Bears have good odds of flipping the table and avoiding a $60 million or larger loss on February 17th due to the negative pressure from regulators. More importantly, looking at a broader time frame, there is little room for the FED to slow down the economy without spiraling the debt interest repayments out of control.
Friday will be an interesting display of strength between the short-term impact of a hostile crypto regulation environment versus Bitcoin’s long-term scarcity and censorship resistance benefits. Bitcoin (BTC) price gained 6.3% just two days after reaching $21,370 on February 13th, which was the lowest level seen in more than three weeks. The price recovery can be partially explained by the February 14th U.S. Consumer price index data displaying a 6.4% increase in year-over-year inflation in January.

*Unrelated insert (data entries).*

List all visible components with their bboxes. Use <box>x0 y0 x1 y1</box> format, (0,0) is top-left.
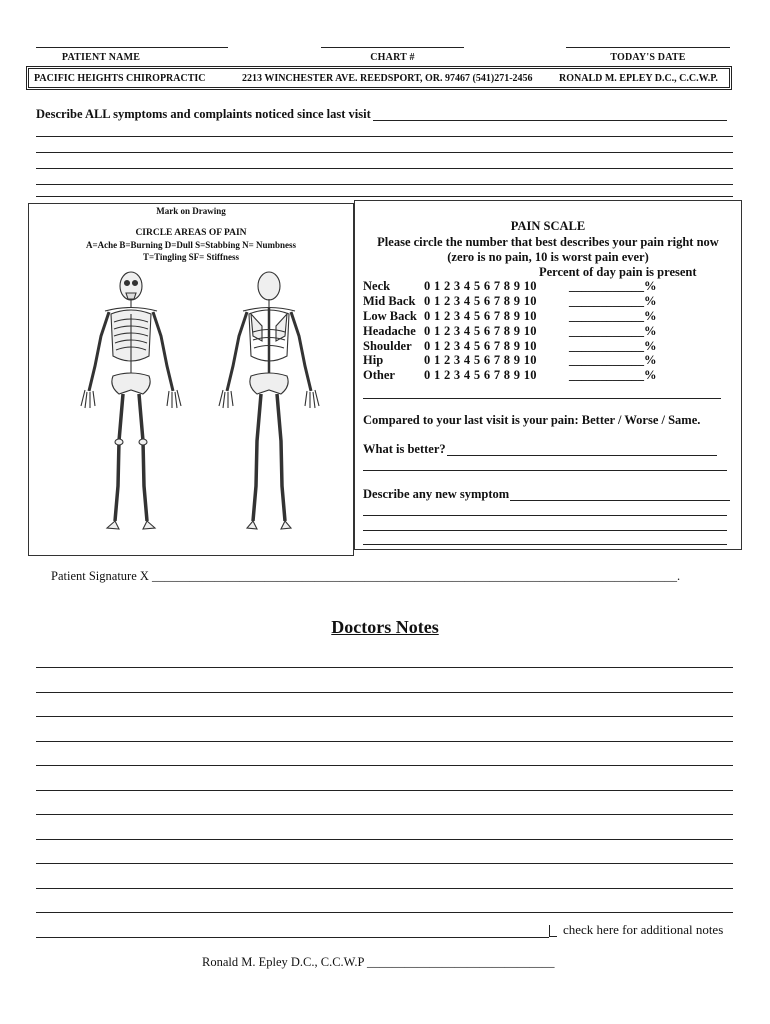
pain-percent-field[interactable]: ____________% <box>569 368 657 382</box>
pain-area-label: Mid Back <box>363 294 416 308</box>
practice-address: 2213 WINCHESTER AVE. REEDSPORT, OR. 97467 (541)271-2456 <box>242 73 533 84</box>
skeleton-back <box>219 272 319 529</box>
doctor-notes-line[interactable] <box>36 692 733 693</box>
circle-areas-label: CIRCLE AREAS OF PAIN <box>135 228 247 238</box>
doctor-notes-line[interactable] <box>36 839 733 840</box>
additional-notes-label: check here for additional notes <box>563 922 724 937</box>
pain-area-label: Shoulder <box>363 339 412 353</box>
pain-scale-numbers[interactable]: 0 1 2 3 4 5 6 7 8 9 10 <box>424 279 537 293</box>
pain-area-label: Low Back <box>363 309 417 323</box>
pain-scale-numbers[interactable]: 0 1 2 3 4 5 6 7 8 9 10 <box>424 353 537 367</box>
symptoms-line[interactable] <box>36 184 733 185</box>
pain-percent-field[interactable]: ____________% <box>569 324 657 338</box>
pain-percent-field[interactable]: ____________% <box>569 339 657 353</box>
doctors-notes-title: Doctors Notes <box>331 617 439 637</box>
doctor-notes-line[interactable] <box>36 912 733 913</box>
pain-area-label: Other <box>363 368 395 382</box>
doctor-notes-line[interactable] <box>36 741 733 742</box>
mark-on-drawing-label: Mark on Drawing <box>156 206 226 216</box>
pain-scale-numbers[interactable]: 0 1 2 3 4 5 6 7 8 9 10 <box>424 309 537 323</box>
pain-area-label: Hip <box>363 353 384 367</box>
pain-percent-field[interactable]: ____________% <box>569 353 657 367</box>
patient-name-line[interactable] <box>36 47 228 48</box>
skeleton-figures[interactable] <box>29 266 355 556</box>
pain-scale-panel <box>354 200 742 550</box>
pain-scale-title: PAIN SCALE <box>510 219 586 233</box>
body-drawing-panel <box>28 203 354 556</box>
symptoms-line[interactable] <box>36 196 733 197</box>
new-symptom-line[interactable] <box>363 530 727 531</box>
todays-date-label: TODAY'S DATE <box>610 52 686 63</box>
pain-percent-field[interactable]: ____________% <box>569 294 657 308</box>
pain-scale-instruction: Please circle the number that best describes your pain right now <box>377 235 719 249</box>
symptoms-line[interactable] <box>36 168 733 169</box>
symptoms-line[interactable] <box>373 120 727 121</box>
pain-scale-numbers[interactable]: 0 1 2 3 4 5 6 7 8 9 10 <box>424 339 537 353</box>
doctor-notes-line[interactable] <box>36 814 733 815</box>
practice-banner <box>26 66 732 90</box>
other-details-line[interactable] <box>363 398 721 399</box>
new-symptom-label: Describe any new symptom <box>363 487 510 501</box>
pain-area-label: Headache <box>363 324 416 338</box>
pain-scale-numbers[interactable]: 0 1 2 3 4 5 6 7 8 9 10 <box>424 324 537 338</box>
what-is-better-line[interactable] <box>363 470 727 471</box>
symptoms-line[interactable] <box>36 152 733 153</box>
doctor-signature[interactable]: Ronald M. Epley D.C., C.C.W.P ______________________________ <box>202 955 555 969</box>
what-is-better-line[interactable] <box>447 455 717 456</box>
new-symptom-line[interactable] <box>363 544 727 545</box>
doctor-credentials: RONALD M. EPLEY D.C., C.C.W.P. <box>559 73 718 84</box>
doctor-notes-line[interactable] <box>36 888 733 889</box>
pain-percent-field[interactable]: ____________% <box>569 309 657 323</box>
percent-of-day-label: Percent of day pain is present <box>539 265 697 279</box>
new-symptom-line[interactable] <box>363 515 727 516</box>
doctor-notes-line[interactable] <box>36 937 549 938</box>
doctor-notes-line[interactable] <box>36 716 733 717</box>
additional-notes-checkbox[interactable] <box>549 925 557 937</box>
symptoms-line[interactable] <box>36 136 733 137</box>
what-is-better-label: What is better? <box>363 442 446 456</box>
symptoms-prompt: Describe ALL symptoms and complaints noticed since last visit <box>36 107 371 121</box>
pain-scale-range: (zero is no pain, 10 is worst pain ever) <box>447 250 649 264</box>
pain-area-label: Neck <box>363 279 391 293</box>
practice-name: PACIFIC HEIGHTS CHIROPRACTIC <box>34 73 206 84</box>
chart-label: CHART # <box>370 52 415 63</box>
todays-date-line[interactable] <box>566 47 730 48</box>
doctor-notes-line[interactable] <box>36 790 733 791</box>
new-symptom-line[interactable] <box>510 500 730 501</box>
pain-scale-numbers[interactable]: 0 1 2 3 4 5 6 7 8 9 10 <box>424 368 537 382</box>
doctor-notes-line[interactable] <box>36 667 733 668</box>
compared-to-last-visit[interactable]: Compared to your last visit is your pain: Better / Worse / Same. <box>363 413 701 427</box>
pain-legend-line1: A=Ache B=Burning D=Dull S=Stabbing N= Numbness <box>86 240 296 250</box>
pain-percent-field[interactable]: ____________% <box>569 279 657 293</box>
pain-scale-numbers[interactable]: 0 1 2 3 4 5 6 7 8 9 10 <box>424 294 537 308</box>
pain-legend-line2: T=Tingling SF= Stiffness <box>142 252 240 262</box>
doctor-notes-line[interactable] <box>36 765 733 766</box>
skeleton-front <box>81 272 181 529</box>
chart-number-line[interactable] <box>321 47 464 48</box>
doctor-notes-line[interactable] <box>36 863 733 864</box>
patient-name-label: PATIENT NAME <box>61 52 141 63</box>
patient-signature[interactable]: Patient Signature X ____________________________________________________________________________________. <box>51 569 681 583</box>
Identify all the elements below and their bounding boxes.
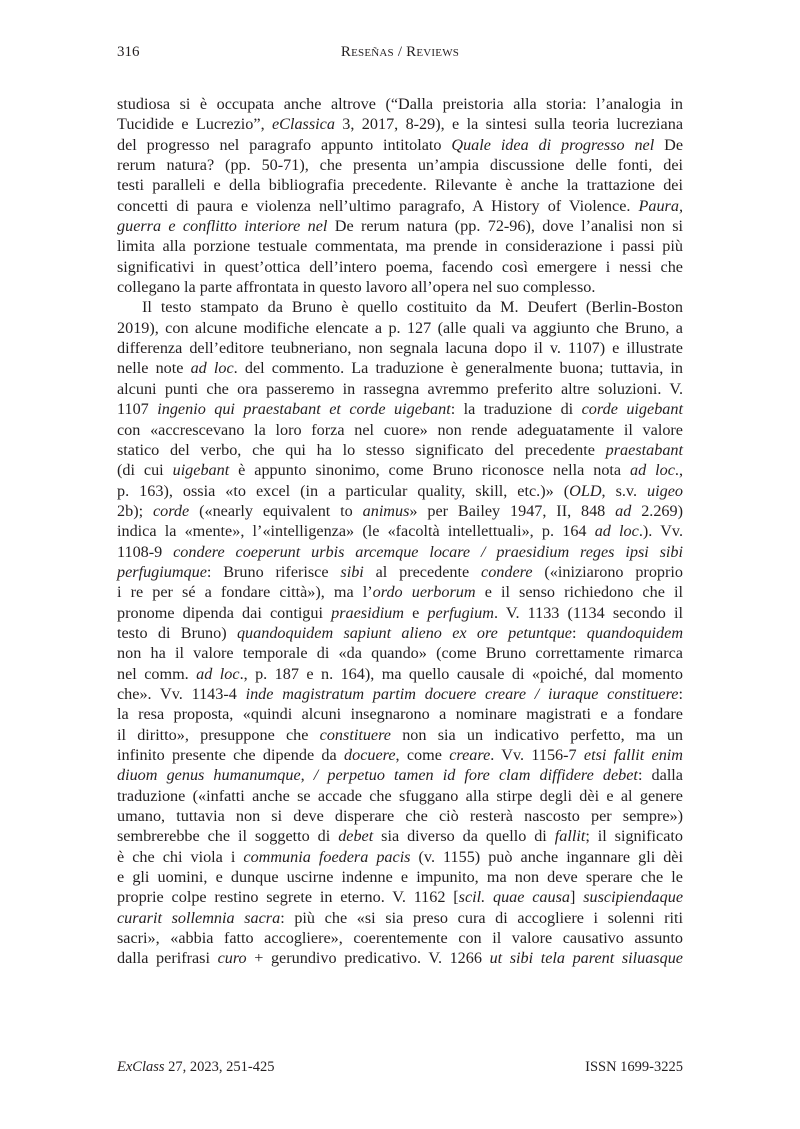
text-run: Il testo stampato da Bruno è quello costituito da M. Deufert (Berlin-Boston <box>142 298 683 317</box>
text-line <box>117 236 683 256</box>
italic-text: corde uigebant <box>581 400 683 419</box>
italic-text: eClassica <box>271 115 335 134</box>
text-line <box>117 196 683 216</box>
text-run: 1107 <box>117 400 158 419</box>
text-run: limita alla porzione testuale commentata, ma prende in considerazione i passi più <box>117 237 683 256</box>
text-run: statico del verbo, che qui ha lo stesso significato del precedente <box>117 440 606 459</box>
text-line <box>117 582 683 602</box>
italic-text: OLD <box>569 481 602 500</box>
text-line <box>117 216 683 236</box>
text-run: : dalla <box>637 766 683 785</box>
text-run: collegano la parte affrontata in questo lavoro all’opera nel suo complesso. <box>117 278 596 297</box>
text-line <box>117 664 683 684</box>
text-run: De rerum natura (pp. 72-96), dove l’analisi non si <box>327 217 683 236</box>
text-run: .). Vv. <box>638 522 683 541</box>
italic-text: scil. quae causa <box>458 888 571 907</box>
italic-text: uigeo <box>647 481 684 500</box>
running-head-title: Reseñas / Reviews <box>340 44 460 60</box>
text-line <box>117 501 683 521</box>
text-run: (v. 1155) può anche ingannare gli dèi <box>410 847 683 866</box>
text-line <box>117 908 683 928</box>
italic-text: ad loc <box>630 461 675 480</box>
text-line <box>117 806 683 826</box>
italic-text: debet <box>338 827 374 846</box>
text-run: significativi in quest’ottica dell’intero poema, facendo così emergere i nessi che <box>117 257 683 276</box>
italic-text: inde magistratum partim docuere creare / iuraque constituere <box>245 684 679 703</box>
text-run: umano, tuttavia non si deve disperare che ciò resterà nascosto per sempre») <box>117 807 683 826</box>
text-line <box>117 521 683 541</box>
text-line <box>117 786 683 806</box>
italic-text: constituere <box>319 725 391 744</box>
text-run: . del commento. La traduzione è generalmente buona; tuttavia, in <box>233 359 683 378</box>
text-run: concetti di paura e violenza nell’ultimo paragrafo, A History of Violence. <box>117 196 639 215</box>
italic-text: Paura, <box>638 196 683 215</box>
text-run: e gli uomini, e dunque uscirne indenne e impunito, ma non deve sperare che le <box>117 868 683 887</box>
text-run: : la traduzione di <box>450 400 582 419</box>
text-line <box>117 358 683 378</box>
text-run: , come <box>395 746 450 764</box>
text-line <box>117 562 683 582</box>
text-line <box>117 175 683 195</box>
text-run: » per Bailey 1947, II, 848 <box>409 501 616 520</box>
text-run: p. 163), ossia «to excel (in a particular quality, skill, etc.)» ( <box>117 481 570 500</box>
text-run: 1108-9 <box>117 542 174 561</box>
text-line <box>117 704 683 724</box>
text-run: alcuni punti che ora passeremo in rassegna avremmo preferito altre soluzioni. V. <box>117 379 683 398</box>
text-line <box>117 379 683 399</box>
text-run: sembrerebbe che il soggetto di <box>117 827 339 846</box>
text-run: . V. 1133 (1134 secondo il <box>493 603 683 622</box>
italic-text: ad loc <box>190 359 234 378</box>
text-run: («nearly equivalent to <box>189 501 363 520</box>
text-line <box>117 440 683 460</box>
text-run: infinito presente che dipende da <box>117 746 344 764</box>
text-run: i re per sé a fondare città»), ma l’ <box>117 583 373 602</box>
italic-text: condere <box>481 562 533 581</box>
text-run: De <box>654 135 684 154</box>
text-line <box>117 420 683 440</box>
journal-name: ExClass <box>117 1059 165 1075</box>
volume-year-pages: 27, 2023, 251-425 <box>164 1059 275 1075</box>
italic-text: Quale idea di progresso nel <box>451 135 655 154</box>
text-run: è appunto sinonimo, come Bruno riconosce nella nota <box>229 461 631 480</box>
italic-text: corde <box>152 501 190 520</box>
italic-text: curo <box>217 949 247 968</box>
italic-text: ad loc <box>594 522 639 541</box>
italic-text: ad loc <box>196 664 240 683</box>
text-run: pronome dipenda dai contigui <box>117 603 332 622</box>
italic-text: creare <box>449 746 491 764</box>
italic-text: etsi fallit enim <box>583 746 683 764</box>
text-line <box>117 623 683 643</box>
text-run: proprie colpe restino segrete in eterno. V. 1162 [ <box>117 888 459 907</box>
text-line <box>117 257 683 277</box>
running-header <box>117 44 683 66</box>
italic-text: praesidium <box>331 603 404 622</box>
text-run: del progresso nel paragrafo appunto intitolato <box>117 135 452 154</box>
text-line <box>117 94 683 114</box>
text-line <box>117 297 683 317</box>
text-line <box>117 684 683 704</box>
italic-text: ordo uerborum <box>372 583 476 602</box>
text-run: . Vv. 1156-7 <box>490 746 584 764</box>
text-run: ., p. 187 e n. 164), ma quello causale di «poiché, dal momento <box>239 664 683 683</box>
text-run: che». Vv. 1143-4 <box>117 684 246 703</box>
issn-label: ISSN 1699-3225 <box>585 1059 683 1075</box>
text-run: : <box>678 684 683 703</box>
text-run: 2019), con alcune modifiche elencate a p. 127 (alle quali va aggiunto che Bruno, a <box>117 318 683 337</box>
italic-text: perfugium <box>427 603 494 622</box>
text-run: sacri», «abbia fatto accogliere», coerentemente con il valore causativo assunto <box>117 929 683 948</box>
text-run: ., <box>674 461 683 480</box>
journal-citation <box>117 1059 275 1076</box>
italic-text: docuere <box>344 746 396 764</box>
text-line <box>117 338 683 358</box>
text-line <box>117 867 683 887</box>
text-run: il diritto», presuppone che <box>117 725 320 744</box>
text-run: 3, 2017, 8-29), e la sintesi sulla teoria lucreziana <box>334 115 683 134</box>
text-run: testo di Bruno) <box>117 623 237 642</box>
review-body-text <box>117 94 683 969</box>
text-run: con «accrescevano la loro forza nel cuore» non rende adeguatamente il valore <box>117 420 683 439</box>
text-line <box>117 542 683 562</box>
italic-text: ingenio qui praestabant et corde uigebant <box>157 400 451 419</box>
text-run: («iniziarono proprio <box>532 562 683 581</box>
text-run: la resa proposta, «quindi alcuni insegnarono a nominare magistrati e a fondare <box>117 705 683 724</box>
text-run: : <box>571 623 587 642</box>
text-run: differenza dell’editore teubneriano, non segnala lacuna dopo il v. 1107) e illustrate <box>117 339 683 358</box>
text-run: testi paralleli e della bibliografia precedente. Rilevante è anche la trattazione dei <box>117 176 683 195</box>
text-line <box>117 643 683 663</box>
text-run: nelle note <box>117 359 191 378</box>
text-run: sia diverso da quello di <box>373 827 555 846</box>
italic-text: quandoquidem <box>586 623 684 642</box>
italic-text: uigebant <box>172 461 230 480</box>
italic-text: praestabant <box>605 440 683 459</box>
text-run: indica la «mente», l’«intelligenza» (le «facoltà intellettuali», p. 164 <box>117 522 595 541</box>
text-run: rerum natura? (pp. 50-71), che presenta un’ampia discussione delle fonti, dei <box>117 156 683 175</box>
text-run: dalla perifrasi <box>117 949 218 968</box>
page-number: 316 <box>117 44 140 60</box>
text-run: ; il significato <box>585 827 683 846</box>
text-line <box>117 603 683 623</box>
text-run: Tucidide e Lucrezio”, <box>117 115 272 134</box>
text-line <box>117 277 683 297</box>
text-run: 2.269) <box>631 501 684 520</box>
italic-text: condere coeperunt urbis arcemque locare / praesidium reges ipsi sibi <box>173 542 683 561</box>
text-line <box>117 928 683 948</box>
text-run: : Bruno riferisce <box>206 562 341 581</box>
text-run: non ha il valore temporale di «da quando» (come Bruno correttamente rimarca <box>117 644 683 663</box>
text-line <box>117 114 683 134</box>
text-run: 2b); <box>117 501 153 520</box>
text-line <box>117 765 683 785</box>
text-run: e <box>403 603 428 622</box>
text-run: studiosa si è occupata anche altrove (“Dalla preistoria alla storia: l’analogia in <box>117 95 683 113</box>
italic-text: diuom genus humanumque, / perpetuo tamen id fore clam diffidere debet <box>117 766 638 785</box>
text-run: traduzione («infatti anche se accade che sfuggano alla stirpe degli dèi e al genere <box>117 786 683 805</box>
italic-text: ut sibi tela parent siluasque <box>489 949 683 968</box>
text-run: e il senso richiedono che il <box>475 583 683 602</box>
text-line <box>117 399 683 419</box>
text-line <box>117 826 683 846</box>
text-run: : più che «si sia preso cura di accogliere i solenni riti <box>280 908 683 927</box>
text-line <box>117 887 683 907</box>
text-run: + gerundivo predicativo. V. 1266 <box>246 949 490 968</box>
italic-text: guerra e conflitto interiore nel <box>117 217 328 236</box>
text-line <box>117 135 683 155</box>
italic-text: communia foedera pacis <box>243 847 411 866</box>
text-run: (di cui <box>117 461 173 480</box>
text-line <box>117 847 683 867</box>
text-line <box>117 318 683 338</box>
text-run: ] <box>570 888 584 907</box>
italic-text: animus <box>362 501 410 520</box>
italic-text: quandoquidem sapiunt alieno ex ore petuntque <box>236 623 572 642</box>
text-line <box>117 745 683 765</box>
italic-text: ad <box>615 501 632 520</box>
text-run: , s.v. <box>601 481 648 500</box>
text-line <box>117 725 683 745</box>
text-run: al precedente <box>363 562 482 581</box>
text-run: non sia un indicativo perfetto, ma un <box>390 725 684 744</box>
text-line <box>117 155 683 175</box>
text-line <box>117 948 683 968</box>
italic-text: curarit sollemnia sacra <box>117 908 281 927</box>
italic-text: suscipiendaque <box>583 888 684 907</box>
italic-text: perfugiumque <box>117 562 207 581</box>
text-run: nel comm. <box>117 664 197 683</box>
italic-text: sibi <box>340 562 364 581</box>
text-line <box>117 481 683 501</box>
text-line <box>117 460 683 480</box>
italic-text: fallit <box>554 827 586 846</box>
text-run: è che chi viola i <box>117 847 244 866</box>
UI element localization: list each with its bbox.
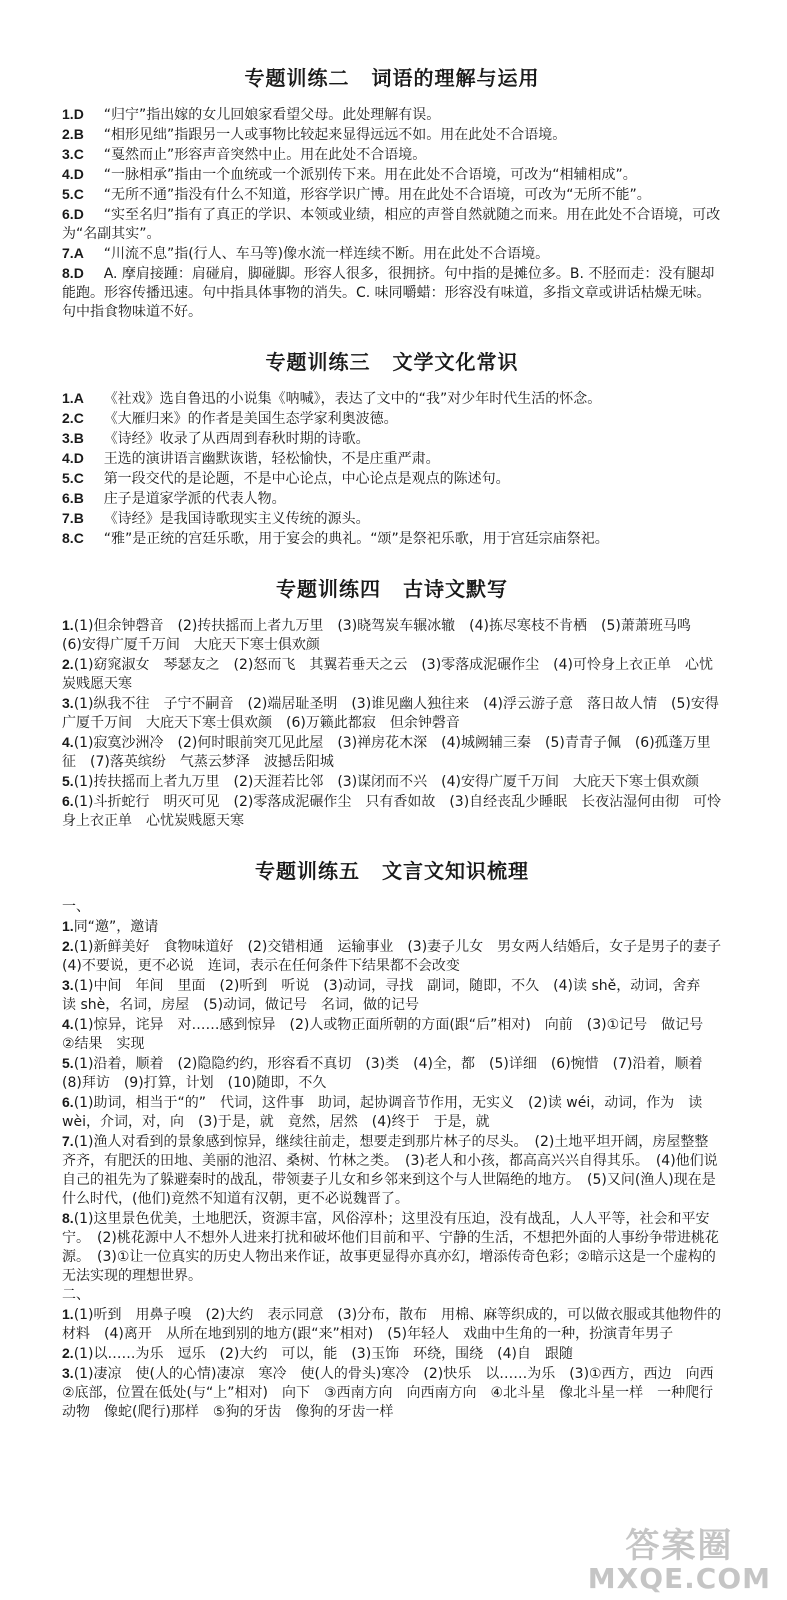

The cryptocurrency market is currently facing a difficult situation as regulators are taking action against exchanges and stablecoins. Investors are worried that this could have a negative impact on the market, however, the long-term benefits of Bitcoin’s scarcity and censorship resistance could prove to be more beneficial. On Friday, we should get a better idea of how the market will react to the current situation.
Bulls are hoping that the price of Bitcoin will stay above the $22,500 level on February 17th in order to maximize their profits. If the price drops below this level, bears will be able to take advantage of the situation and minimize their losses. It is important to note that this article does not contain investment advice or recommendations and that every investment and trading move involves risk. Investors should always conduct their own research before making any decisions.